De l’instrumentalisation des récits historiques à la réappropriation de l’histoire nationale, la guerre en Ukraine est aussi une guerre des histoires. 

Pour justifier l’invasion de l’Ukraine, le président russe Vladimir Poutine n’a cessé d’invoquer le grand-prince de Kiev, Vladimir Ier, dont la conversion, en 988, mena à la christianisation de la Russie. Il a aussi rappelé l’existence de la « Rus’ de Kiev », une principauté médiévale qui constitue la plus ancienne entité politique de la région ayant réuni les deux peuples. Alors qu’il qualifie également de “dénazification” son entreprise de conquête, son attitude montre combien l’instrumentalisation des récits historiques constitue un enjeu crucial de la guerre. Ce conflit entre deux visions radicalement opposées est vieux de plusieurs siècles. Des Vikings fondateurs de la Rus’ de Kiev aux « terres de sang » ravagées par la Seconde Guerre mondiale (la vaste zone de la Pologne centrale à la Russie occidentale qui a vu s’affronter la Wehrmacht et l’Armée rouge) en passant par le règne de la tsarine Catherine II, « impératrice de toutes les Russies », l’historiographie ukrainienne voit dans les événements du passé les effets de la longue oppression russe, et tente de se réapproprier l’histoire nationale. 

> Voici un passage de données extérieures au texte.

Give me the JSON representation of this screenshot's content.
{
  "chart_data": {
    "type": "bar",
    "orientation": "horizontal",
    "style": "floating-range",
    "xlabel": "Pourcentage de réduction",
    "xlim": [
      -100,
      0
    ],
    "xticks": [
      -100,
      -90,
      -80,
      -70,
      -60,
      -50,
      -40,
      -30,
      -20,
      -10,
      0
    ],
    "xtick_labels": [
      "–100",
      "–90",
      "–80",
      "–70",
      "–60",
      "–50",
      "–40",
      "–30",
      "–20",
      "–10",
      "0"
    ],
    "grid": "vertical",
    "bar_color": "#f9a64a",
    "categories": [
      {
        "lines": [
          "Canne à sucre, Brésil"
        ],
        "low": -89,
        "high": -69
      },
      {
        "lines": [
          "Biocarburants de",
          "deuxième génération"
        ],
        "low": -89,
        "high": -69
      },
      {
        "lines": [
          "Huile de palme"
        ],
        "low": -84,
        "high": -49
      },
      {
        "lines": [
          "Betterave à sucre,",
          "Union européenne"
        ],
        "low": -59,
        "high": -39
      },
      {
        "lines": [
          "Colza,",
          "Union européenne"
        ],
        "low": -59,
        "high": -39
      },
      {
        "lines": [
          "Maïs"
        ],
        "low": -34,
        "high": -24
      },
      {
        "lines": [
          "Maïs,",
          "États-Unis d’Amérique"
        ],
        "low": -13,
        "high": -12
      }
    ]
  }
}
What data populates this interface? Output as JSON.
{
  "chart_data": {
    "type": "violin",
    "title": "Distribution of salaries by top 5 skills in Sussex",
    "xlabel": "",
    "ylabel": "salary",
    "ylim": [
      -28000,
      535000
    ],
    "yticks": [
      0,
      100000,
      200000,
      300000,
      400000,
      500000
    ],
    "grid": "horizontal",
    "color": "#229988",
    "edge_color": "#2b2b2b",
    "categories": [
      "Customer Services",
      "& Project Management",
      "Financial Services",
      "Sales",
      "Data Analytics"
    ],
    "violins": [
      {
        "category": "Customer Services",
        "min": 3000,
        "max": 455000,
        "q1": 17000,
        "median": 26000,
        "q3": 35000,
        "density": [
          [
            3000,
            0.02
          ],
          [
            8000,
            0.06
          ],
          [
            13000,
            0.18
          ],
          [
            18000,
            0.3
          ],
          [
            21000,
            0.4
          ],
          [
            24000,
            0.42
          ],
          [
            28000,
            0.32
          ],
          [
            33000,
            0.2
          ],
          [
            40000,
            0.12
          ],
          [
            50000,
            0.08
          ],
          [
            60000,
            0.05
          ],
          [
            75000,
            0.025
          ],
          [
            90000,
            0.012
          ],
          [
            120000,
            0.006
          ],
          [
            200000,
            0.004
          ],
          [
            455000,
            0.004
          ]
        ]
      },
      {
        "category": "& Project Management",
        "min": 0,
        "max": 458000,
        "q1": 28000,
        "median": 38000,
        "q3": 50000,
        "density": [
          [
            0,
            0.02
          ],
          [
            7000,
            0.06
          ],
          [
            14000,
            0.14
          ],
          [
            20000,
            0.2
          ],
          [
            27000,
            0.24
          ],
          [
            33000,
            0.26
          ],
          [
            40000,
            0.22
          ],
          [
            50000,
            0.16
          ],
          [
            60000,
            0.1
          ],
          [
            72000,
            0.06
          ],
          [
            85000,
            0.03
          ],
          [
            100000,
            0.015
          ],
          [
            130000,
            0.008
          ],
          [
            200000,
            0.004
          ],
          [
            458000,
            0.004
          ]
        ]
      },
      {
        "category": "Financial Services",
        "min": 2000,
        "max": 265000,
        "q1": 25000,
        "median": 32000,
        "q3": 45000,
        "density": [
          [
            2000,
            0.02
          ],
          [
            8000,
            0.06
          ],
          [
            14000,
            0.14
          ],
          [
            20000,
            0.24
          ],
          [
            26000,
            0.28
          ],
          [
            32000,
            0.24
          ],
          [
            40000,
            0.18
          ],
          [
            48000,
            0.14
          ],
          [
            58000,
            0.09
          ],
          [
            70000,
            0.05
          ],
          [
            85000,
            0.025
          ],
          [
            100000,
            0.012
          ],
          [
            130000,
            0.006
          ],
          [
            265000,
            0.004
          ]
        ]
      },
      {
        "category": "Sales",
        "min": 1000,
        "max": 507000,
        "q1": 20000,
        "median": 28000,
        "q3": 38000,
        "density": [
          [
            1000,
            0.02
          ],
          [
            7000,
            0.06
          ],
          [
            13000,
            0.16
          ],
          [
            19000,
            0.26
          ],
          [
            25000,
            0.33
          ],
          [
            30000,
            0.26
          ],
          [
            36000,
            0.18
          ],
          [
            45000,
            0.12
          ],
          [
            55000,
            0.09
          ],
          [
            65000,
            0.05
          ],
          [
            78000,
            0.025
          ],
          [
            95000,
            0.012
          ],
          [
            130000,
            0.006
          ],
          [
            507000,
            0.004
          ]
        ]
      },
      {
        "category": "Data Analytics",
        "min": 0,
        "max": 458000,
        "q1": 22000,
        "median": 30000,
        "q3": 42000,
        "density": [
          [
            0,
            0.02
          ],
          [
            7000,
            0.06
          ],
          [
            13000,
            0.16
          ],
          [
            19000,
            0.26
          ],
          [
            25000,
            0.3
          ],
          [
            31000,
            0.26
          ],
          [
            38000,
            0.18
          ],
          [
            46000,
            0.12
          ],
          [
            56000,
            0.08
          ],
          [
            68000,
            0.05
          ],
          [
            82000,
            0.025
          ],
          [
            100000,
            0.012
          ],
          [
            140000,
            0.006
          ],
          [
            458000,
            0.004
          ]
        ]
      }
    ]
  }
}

Avec notamment l’historienne et blogueuse russe dissidente Tamara Eidelman, aujourd’hui en exil et dont les vidéos totalisent des centaines de milliers de vues sur Youtube, le cinéaste ukrainien Sergei Loznitsa et sa compatriote philosophe Oksana Zaboujko, le documentariste Dirk Schneider (Zelensky, l’homme de Kiev) analyse la guerre qui fait rage à la lumière de l’histoire et de l’idéologie. Un éclairage passionnant sur ce conflit meurtrier, qui engage l’avenir de l’Europe.